Именно в таких случаях, решили мы после обмена мнениями, мы становились ближе к Богу.

Если Уотт говорил, то голосом тихим и быстрым. Вне всяких сомнений, звучали, будут звучать голоса более тихие, более быстрые, чем голос Уотта. Но чтобы из человеческого рта когда-либо исходил, будь то в прошлом или будущем, разве только в бреду или во время мессы, голос одновременно столь быстрый и столь тихий, поверить трудно. Также в разговоре Уотт пренебрежительней, чем это общепринято, относился к грамматике, синтаксису, произношению, дикции и, весьма вероятно, если бы правда была известна, к написанию тоже.
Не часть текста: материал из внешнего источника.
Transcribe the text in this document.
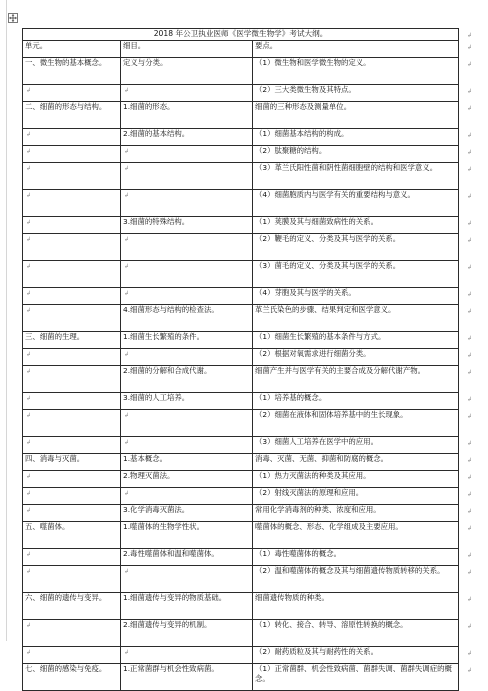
2018 年公卫执业医师《医学微生物学》考试大纲。 ↲		

单元。	细目。	要点。 ↲

一、微生物的基本概念。	定义与分类。	（1）微生物和医学微生物的定义。 ↲

↲	↲	（2）三大类微生物及其特点。 ↲

二、细菌的形态与结构。	1.细菌的形态。	细菌的三种形态及测量单位。 ↲

↲	2.细菌的基本结构。	（1）细菌基本结构的构成。 ↲

↲	↲	（2）肽聚糖的结构。 ↲

↲	↲	（3）革兰氏阳性菌和阴性菌细胞壁的结构和医学意义。 ↲

↲	↲	（4）细菌胞质内与医学有关的重要结构与意义。 ↲

↲	3.细菌的特殊结构。	（1）荚膜及其与细菌致病性的关系。 ↲

↲	↲	（2）鞭毛的定义、分类及其与医学的关系。 ↲

↲	↲	（3）菌毛的定义、分类及其与医学的关系。 ↲

↲	↲	（4）芽胞及其与医学的关系。 ↲

↲	4.细菌形态与结构的检查法。	革兰氏染色的步骤、结果判定和医学意义。 ↲

三、细菌的生理。	1.细菌生长繁殖的条件。	（1）细菌生长繁殖的基本条件与方式。 ↲

↲	↲	（2）根据对氧需求进行细菌分类。 ↲

↲	2.细菌的分解和合成代谢。	细菌产生并与医学有关的主要合成及分解代谢产物。 ↲

↲	3.细菌的人工培养。	（1）培养基的概念。 ↲

↲	↲	（2）细菌在液体和固体培养基中的生长现象。 ↲

↲	↲	（3）细菌人工培养在医学中的应用。 ↲

四、消毒与灭菌。	1.基本概念。	消毒、灭菌、无菌、抑菌和防腐的概念。 ↲

↲	2.物理灭菌法。	（1）热力灭菌法的种类及其应用。 ↲

↲	↲	（2）射线灭菌法的原理和应用。 ↲

↲	3.化学消毒灭菌法。	常用化学消毒剂的种类、浓度和应用。 ↲

五、噬菌体。	1.噬菌体的生物学性状。	噬菌体的概念、形态、化学组成及主要应用。 ↲

↲	2.毒性噬菌体和温和噬菌体。	（1）毒性噬菌体的概念。 ↲

↲	↲	（2）温和噬菌体的概念及其与细菌遗传物质转移的关系。 ↲

六、细菌的遗传与变异。	1.细菌遗传与变异的物质基础。	细菌遗传物质的种类。 ↲

↲	2.细菌遗传与变异的机制。	（1）转化、接合、转导、溶原性转换的概念。 ↲

↲	↲	（2）耐药质粒及其与耐药性的关系。 ↲

七、细菌的感染与免疫。	1.正常菌群与机会性致病菌。	（1）正常菌群、机会性致病菌、菌群失调、菌群失调症的概念。
↲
Впрочем, такие имена собственные мест и людей, как Нотт, Христос, Гоморра, Корк, он выговаривал крайне тщательно, и в речи его они появлялись пальмами, атоллами, с долгими паузами, поскольку он редко уточнял, в весьма оригинальной манере. Забота о композиции, неуверенность по поводу продолжения, сама необходимость продолжения, неотделимые даже от самых счастливых наших импровизаций и коих не лишены ни птичьи трели, ни даже звериные крики, тут явно места не имели. Уотт говорил словно бы под диктовку или декламируя, наподобие попугая, текст, ставший знакомым после многочисленных повторений. Многое из этого стремительного шепота пропадало втуне по причине несовершенства моего слуха и понимания, многое уносилось прочь бушующим ветром и терялось навсегда.
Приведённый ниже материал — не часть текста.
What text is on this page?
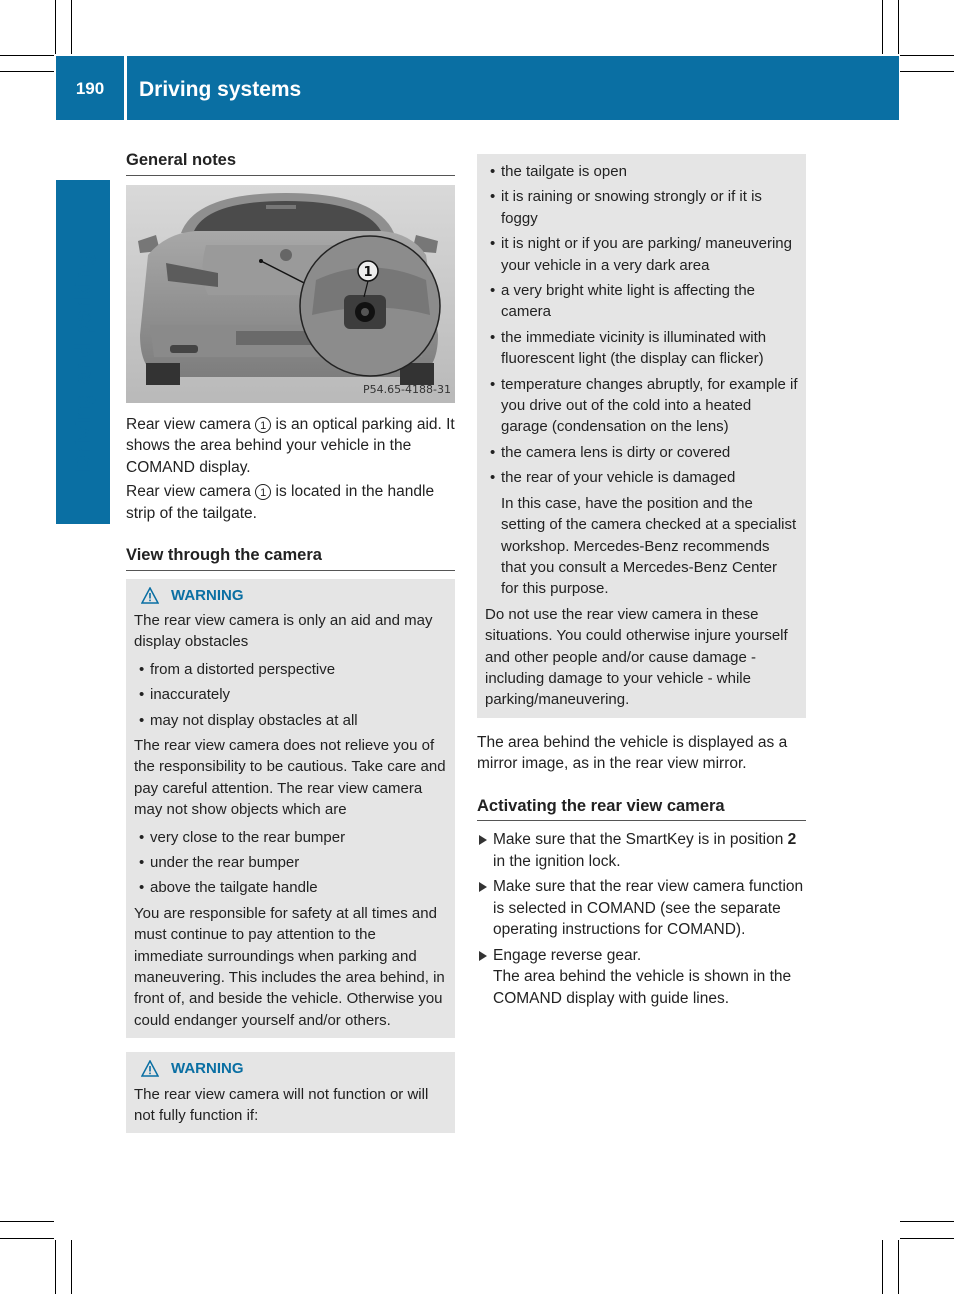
190	Driving systems
Driving and parking
General notes
1
P54.65-4188-31

Rear view camera 1 is an optical parking aid. It shows the area behind your vehicle in the COMAND display.

Rear view camera 1 is located in the handle strip of the tailgate.

View through the camera
WARNING

The rear view camera is only an aid and may display obstacles

• from a distorted perspective
• inaccurately
• may not display obstacles at all

The rear view camera does not relieve you of the responsibility to be cautious. Take care and pay careful attention. The rear view camera may not show objects which are

• very close to the rear bumper
• under the rear bumper
• above the tailgate handle

You are responsible for safety at all times and must continue to pay attention to the immediate surroundings when parking and maneuvering. This includes the area behind, in front of, and beside the vehicle. Otherwise you could endanger yourself and/or others.

WARNING

The rear view camera will not function or will not fully function if:

• the tailgate is open
• it is raining or snowing strongly or if it is foggy
• it is night or if you are parking/ maneuvering your vehicle in a very dark area
• a very bright white light is affecting the camera
• the immediate vicinity is illuminated with fluorescent light (the display can flicker)
• temperature changes abruptly, for example if you drive out of the cold into a heated garage (condensation on the lens)
• the camera lens is dirty or covered
• the rear of your vehicle is damaged

In this case, have the position and the setting of the camera checked at a specialist workshop. Mercedes-Benz recommends that you consult a Mercedes-Benz Center for this purpose.

Do not use the rear view camera in these situations. You could otherwise injure yourself and other people and/or cause damage - including damage to your vehicle - while parking/maneuvering.

The area behind the vehicle is displayed as a mirror image, as in the rear view mirror.

Activating the rear view camera
Make sure that the SmartKey is in position 2 in the ignition lock.
Make sure that the rear view camera function is selected in COMAND (see the separate operating instructions for COMAND).
Engage reverse gear.
The area behind the vehicle is shown in the COMAND display with guide lines.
Этот сад был окружен высокой изгородью из колючей проволоки, весьма нуждавшейся в починке, в новой проволоке, в свежих колючках. За этой изгородью, там где она не заросла шиповником и гигантской крапивой, со всех сторон отчетливо виднелись схожие сады, схожим образом огражденные, каждый со своим корпусом. То сходясь, то расходясь, изгороди эти являли собой весьма нерегулярный контур. Изгороди нигде не были общими. Но расстояние между ними в некоторых местах было таково, что широкоплечий или широкозадый мужчина, пробирающийся этими узкими проходами, сделал бы это с большей легкостью и с меньшим риском для своего пальто и, возможно, штанов, двигаясь боком, а не передом. Для мужчины же толстожопого, напротив, или толстопузого совершенно необходимо было двигаться прямо, если он не хотел, чтобы его живот, или задница, или, возможно, все вместе было проткнуто ржавой колючкой или ржавыми колючками. Толстожопая и грудастая женщина, например разжиревшая кормилица, была бы вынуждена поступить точно так же. А вот люди одновременно широкоплечие и толстопузые, или широкозадые и толстожопые, или широкозадые и толстопузые, или широкоплечие и толстожопые, или грудастые и широкоплечие, или грудастые и широкозадые ни в коем случае, если они пребывали в здравом уме, не должны были обрекать себя на этот вероломный лабиринт, но развернуться и вспять направить свой шаг, если им не хотелось оказаться проткнутыми в нескольких местах одновременно и, возможно, до смерти истечь кровью, или быть заживо сожранными крысами, или умереть от истощения задолго до того, как услышат их крики и еще более задолго до того, как появятся спасатели, мчащиеся с ножницами, бренди и йодом. Поскольку, не будь их крики услышаны, возможность их спасения была бы невелика, столь обширны и столь пустынны бывали обычно эти сады.

После перевода Уотта прошло некоторое время, прежде чем мы снова встретились. Я как обычно, то есть поддавшись зову погоды, бывшей мне по нраву, прогуливался по своему саду, а Уотт точно так же прогуливался по своему. Но поскольку это был уже не один и тот же сад, мы не встретились. Когда же наконец мы снова встретились нижеописанным образом, то нам обоим, мне, Уотту, стало ясно, что мы встретились бы много раньше, если бы захотели. Но желание встречаться отсутствовало. Уотт не желал встречаться со мной, я не желал встречаться с Уоттом. Дело вовсе не в том, что мы противились встрече, возобновлению наших прогулок, наших разговоров, как раньше, просто желание это не ощущалось ни Уоттом, ни мной.